プラネタリウムの投影機を簡単に撤去するなんて言う冷徹なこの人から、そんなふうに褒められるとは思っていなかった。

月を見上げる横顔は穏やかで、なぜか見ているだけで胸がドキドキと騒ぐ。

どうリアクションをしていいのかわからず黙り込んでいると、彼は小さく笑い事務所へと入っていった。
きっと、館長にまた買収の話をしに来たんだろう。

プラネタリウムを守りたいと思う私たちにとって、彼の存在は天敵だ。
ちょっと褒められたくらいでほだされちゃだめだ。

館長と清瀬さんの話し合いに同席しようと、ほうきとちりとりしまっていると、にぎやかな声がした。

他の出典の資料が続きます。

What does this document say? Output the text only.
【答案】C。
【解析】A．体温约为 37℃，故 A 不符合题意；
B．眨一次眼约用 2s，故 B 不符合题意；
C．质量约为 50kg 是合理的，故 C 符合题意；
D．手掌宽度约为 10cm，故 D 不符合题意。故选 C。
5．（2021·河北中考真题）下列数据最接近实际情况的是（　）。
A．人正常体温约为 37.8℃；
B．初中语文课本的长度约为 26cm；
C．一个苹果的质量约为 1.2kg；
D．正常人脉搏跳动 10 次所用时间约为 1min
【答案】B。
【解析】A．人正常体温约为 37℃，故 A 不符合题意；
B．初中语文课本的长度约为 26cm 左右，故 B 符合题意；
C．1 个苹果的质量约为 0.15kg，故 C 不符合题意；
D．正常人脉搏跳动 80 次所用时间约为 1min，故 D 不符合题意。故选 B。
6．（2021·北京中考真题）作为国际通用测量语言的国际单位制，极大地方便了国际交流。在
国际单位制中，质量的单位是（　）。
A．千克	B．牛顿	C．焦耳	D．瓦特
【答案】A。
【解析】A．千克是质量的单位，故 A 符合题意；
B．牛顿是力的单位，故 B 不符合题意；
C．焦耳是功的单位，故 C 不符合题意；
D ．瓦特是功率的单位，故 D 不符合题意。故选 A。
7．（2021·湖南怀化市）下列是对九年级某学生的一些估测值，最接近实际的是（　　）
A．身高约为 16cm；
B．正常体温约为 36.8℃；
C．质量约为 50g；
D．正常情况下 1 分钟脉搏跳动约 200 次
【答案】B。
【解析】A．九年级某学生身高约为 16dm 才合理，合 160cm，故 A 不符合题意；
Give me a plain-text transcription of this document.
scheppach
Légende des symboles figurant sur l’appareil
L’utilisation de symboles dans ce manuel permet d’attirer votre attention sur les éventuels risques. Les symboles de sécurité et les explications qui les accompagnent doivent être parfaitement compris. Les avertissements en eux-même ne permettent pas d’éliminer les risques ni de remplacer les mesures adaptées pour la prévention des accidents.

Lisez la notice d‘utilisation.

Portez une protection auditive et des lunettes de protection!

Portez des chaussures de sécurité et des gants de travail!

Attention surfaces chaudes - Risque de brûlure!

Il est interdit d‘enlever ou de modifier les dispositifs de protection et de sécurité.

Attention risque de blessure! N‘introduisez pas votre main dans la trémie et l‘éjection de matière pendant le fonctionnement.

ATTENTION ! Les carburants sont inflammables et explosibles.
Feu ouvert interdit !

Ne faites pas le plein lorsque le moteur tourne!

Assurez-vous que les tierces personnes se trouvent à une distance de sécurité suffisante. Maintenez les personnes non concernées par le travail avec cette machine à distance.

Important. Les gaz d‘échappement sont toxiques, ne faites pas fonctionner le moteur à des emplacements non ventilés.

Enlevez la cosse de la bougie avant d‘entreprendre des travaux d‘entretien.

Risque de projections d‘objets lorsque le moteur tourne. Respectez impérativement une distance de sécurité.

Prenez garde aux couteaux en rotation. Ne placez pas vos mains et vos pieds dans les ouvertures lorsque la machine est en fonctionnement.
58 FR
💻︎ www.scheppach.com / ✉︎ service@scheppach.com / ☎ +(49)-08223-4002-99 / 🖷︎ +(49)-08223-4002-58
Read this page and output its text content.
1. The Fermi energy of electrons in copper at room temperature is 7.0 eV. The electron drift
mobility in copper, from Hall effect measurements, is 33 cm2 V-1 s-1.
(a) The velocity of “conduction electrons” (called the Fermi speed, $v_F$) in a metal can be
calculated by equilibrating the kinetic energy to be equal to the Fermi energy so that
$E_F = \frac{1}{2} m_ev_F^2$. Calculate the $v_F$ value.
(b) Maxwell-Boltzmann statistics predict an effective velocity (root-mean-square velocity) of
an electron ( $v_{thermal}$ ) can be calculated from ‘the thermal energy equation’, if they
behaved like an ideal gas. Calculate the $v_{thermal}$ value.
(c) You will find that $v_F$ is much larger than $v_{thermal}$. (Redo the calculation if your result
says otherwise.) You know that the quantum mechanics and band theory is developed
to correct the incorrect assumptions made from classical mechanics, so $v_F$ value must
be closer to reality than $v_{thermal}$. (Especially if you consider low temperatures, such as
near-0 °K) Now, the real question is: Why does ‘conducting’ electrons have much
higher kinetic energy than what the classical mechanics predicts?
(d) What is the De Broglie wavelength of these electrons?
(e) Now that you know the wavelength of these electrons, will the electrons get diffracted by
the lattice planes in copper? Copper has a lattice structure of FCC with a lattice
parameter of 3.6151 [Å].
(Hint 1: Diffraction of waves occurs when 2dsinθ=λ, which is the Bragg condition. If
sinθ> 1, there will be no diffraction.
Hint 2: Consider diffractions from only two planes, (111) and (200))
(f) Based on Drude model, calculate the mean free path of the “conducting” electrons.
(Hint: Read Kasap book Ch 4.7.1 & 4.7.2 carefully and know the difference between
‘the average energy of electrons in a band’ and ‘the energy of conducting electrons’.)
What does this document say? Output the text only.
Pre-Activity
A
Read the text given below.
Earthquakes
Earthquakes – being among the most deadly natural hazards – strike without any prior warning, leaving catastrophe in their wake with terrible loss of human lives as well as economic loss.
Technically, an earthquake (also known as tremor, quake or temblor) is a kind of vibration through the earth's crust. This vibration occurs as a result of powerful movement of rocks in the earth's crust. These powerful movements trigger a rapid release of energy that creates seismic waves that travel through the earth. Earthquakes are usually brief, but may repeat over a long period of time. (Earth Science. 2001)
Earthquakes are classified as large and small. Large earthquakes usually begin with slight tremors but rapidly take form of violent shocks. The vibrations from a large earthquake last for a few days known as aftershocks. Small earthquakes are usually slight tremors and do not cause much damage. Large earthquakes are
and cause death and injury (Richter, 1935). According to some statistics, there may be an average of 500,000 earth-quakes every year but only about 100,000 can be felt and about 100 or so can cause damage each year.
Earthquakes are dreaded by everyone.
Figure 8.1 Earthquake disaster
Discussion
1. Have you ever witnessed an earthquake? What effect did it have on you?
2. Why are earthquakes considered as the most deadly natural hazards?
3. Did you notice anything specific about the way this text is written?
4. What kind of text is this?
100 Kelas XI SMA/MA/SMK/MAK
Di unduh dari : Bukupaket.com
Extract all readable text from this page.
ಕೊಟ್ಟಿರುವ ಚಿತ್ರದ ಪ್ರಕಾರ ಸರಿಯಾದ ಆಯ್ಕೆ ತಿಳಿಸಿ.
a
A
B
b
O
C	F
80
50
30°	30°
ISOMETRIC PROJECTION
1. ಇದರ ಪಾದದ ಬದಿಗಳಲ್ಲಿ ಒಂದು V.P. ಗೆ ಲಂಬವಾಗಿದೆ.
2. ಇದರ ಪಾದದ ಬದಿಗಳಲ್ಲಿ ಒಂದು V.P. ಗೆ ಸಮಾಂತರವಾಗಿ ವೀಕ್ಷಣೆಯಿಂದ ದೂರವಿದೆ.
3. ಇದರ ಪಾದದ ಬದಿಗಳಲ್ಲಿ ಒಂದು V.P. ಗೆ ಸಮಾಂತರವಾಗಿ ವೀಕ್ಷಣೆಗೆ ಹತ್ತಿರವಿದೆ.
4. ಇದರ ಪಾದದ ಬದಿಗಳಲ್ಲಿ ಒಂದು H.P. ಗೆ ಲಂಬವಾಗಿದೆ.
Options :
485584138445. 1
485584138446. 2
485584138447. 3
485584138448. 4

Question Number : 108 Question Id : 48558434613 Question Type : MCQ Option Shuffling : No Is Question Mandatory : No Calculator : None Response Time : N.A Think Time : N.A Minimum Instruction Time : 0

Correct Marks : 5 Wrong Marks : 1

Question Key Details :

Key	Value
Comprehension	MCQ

ふりかえると体格のいい外国の男の人がふたり、スマホを取り出し天球館の写真を撮っていた。

昔ながらの石倉と、洋風のプラネタリウムドームの組み合わせが珍しいんだろう。
ときどきこうやって外国人観光客がやってくることがある。
レトロな街並みを気に入った旅行者がSNSに写真をアップして、ひそかな話題になっているようだ。